Every night we have family prayer time before Bella goes to bed.
Yes, I try to show her as much as we can about praying without ceasing...but at night, we have a specific prayer routine that we do.
We thank God for Bella & Brennan, and for being faithful to us by providing and meeting our needs, and then we present our requests before God.
We've been doing this for a while, and we even pray for the same things every night. So much so that she can finish our sentences for us.
And it's been really neat to see God answer those prayers.
For a long time, we prayed for our friends the Buckels to get a house.
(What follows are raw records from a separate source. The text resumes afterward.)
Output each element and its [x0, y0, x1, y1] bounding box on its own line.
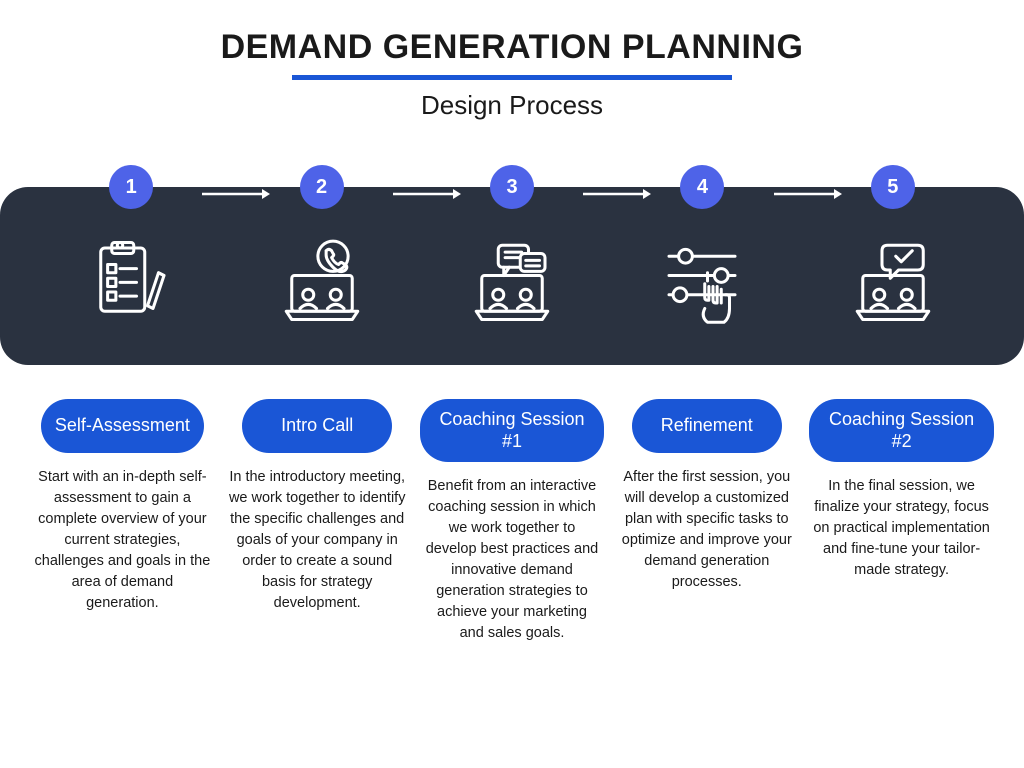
header: DEMAND GENERATION PLANNING Design Proces…	[0, 0, 1024, 121]
step-number-circle: 2	[300, 165, 344, 209]
step-card: Coaching Session #1 Benefit from an inter…	[420, 399, 605, 644]
clipboard-pencil-icon	[85, 235, 177, 327]
step-label-pill: Self-Assessment	[41, 399, 204, 453]
process-band-wrap: 1 2 3	[0, 165, 1024, 385]
process-step: 3	[417, 187, 607, 327]
step-description: After the first session, you will develo…	[614, 467, 799, 593]
laptop-chat-icon	[466, 235, 558, 327]
process-step: 2	[226, 187, 416, 327]
step-description: Start with an in-depth self-assessment t…	[30, 467, 215, 614]
step-description: In the introductory meeting, we work tog…	[225, 467, 410, 614]
step-description: In the final session, we finalize your s…	[809, 476, 994, 581]
step-card: Coaching Session #2 In the final session,…	[809, 399, 994, 644]
process-band: 1 2 3	[0, 187, 1024, 365]
page-title: DEMAND GENERATION PLANNING	[0, 28, 1024, 67]
step-card: Refinement After the first session, you w…	[614, 399, 799, 644]
step-number-circle: 1	[109, 165, 153, 209]
step-description: Benefit from an interactive coaching ses…	[420, 476, 605, 644]
step-card: Self-Assessment Start with an in-depth se…	[30, 399, 215, 644]
step-label-pill: Coaching Session #1	[420, 399, 605, 462]
step-number-circle: 3	[490, 165, 534, 209]
step-cards: Self-Assessment Start with an in-depth se…	[0, 385, 1024, 644]
step-label-pill: Refinement	[632, 399, 782, 453]
laptop-check-icon	[847, 235, 939, 327]
page-subtitle: Design Process	[0, 90, 1024, 121]
sliders-hand-icon	[656, 235, 748, 327]
process-step: 4	[607, 187, 797, 327]
laptop-phone-icon	[276, 235, 368, 327]
process-step: 5	[798, 187, 988, 327]
step-card: Intro Call In the introductory meeting, w…	[225, 399, 410, 644]
step-label-pill: Intro Call	[242, 399, 392, 453]
step-number-circle: 4	[680, 165, 724, 209]
step-number-circle: 5	[871, 165, 915, 209]
process-step: 1	[36, 187, 226, 327]
title-underline	[292, 75, 732, 80]
step-label-pill: Coaching Session #2	[809, 399, 994, 462]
Their living situation was not ideal, and Chris told us once that his little girl asked him when was Jesus going to build their house. We knew that God was doing something, but when you hear that, it just breaks your heart for them.
Well, we didn't know that God's answer to Bella's prayer for them a house would be answered by giving them one they would have to move from Thibodaux, Louisiana to Hattiesburg, Mississippi to get!
But God doesn't always answer our prayers like we think that He should.
I saw this post on twitter, and it's been stuck with me ever since:
"If you're making your life choices based on money opportunities, your not even giving God a chance to blow your mind." Gil Gatch
I have been trying to make some decisions based on my monetary needs instead of waiting for God to provide for my needs. I was trying to take away the opportunity for Him to blow my mind.
It's the whole thing of Proverbs 3:5-6 - "Trust in the Lord with ALL your heart, and don't lean in your own understanding. In all your ways acknowledge Him, and He will direct your paths." (emphasis on ALL is my own...)
I have been doing what Lee would call "scheming..." I've been trying to find a way to stay at home with my babies and still work a little to make some extra money. And I haven't felt peace about any of the options or opportunities I've come up with. So I have waited, and I'm trusting in Him...
And He's continually providing. And it's not like the way I thought He would. But I'm ok with that.
So, God is answering our needs for our provision and the provision of our friends...for blessings for family and friends and our missionaries...
And I cannot explain to you how excited I get when another one of her prayers gets answered with a "yes" right before our eyes. I know that she fully doesn't understand yet, but I know that the building blocks and foundation of her faith are being poured right now.
And I want her to have a firm, secure foundation in her faith in God.
I'm so thankful that God hears our prayers...even my little Bella's...
That's so amazing to see. The consistency that y'all have with her and how that is growing her into a beautiful, compassionate little girl.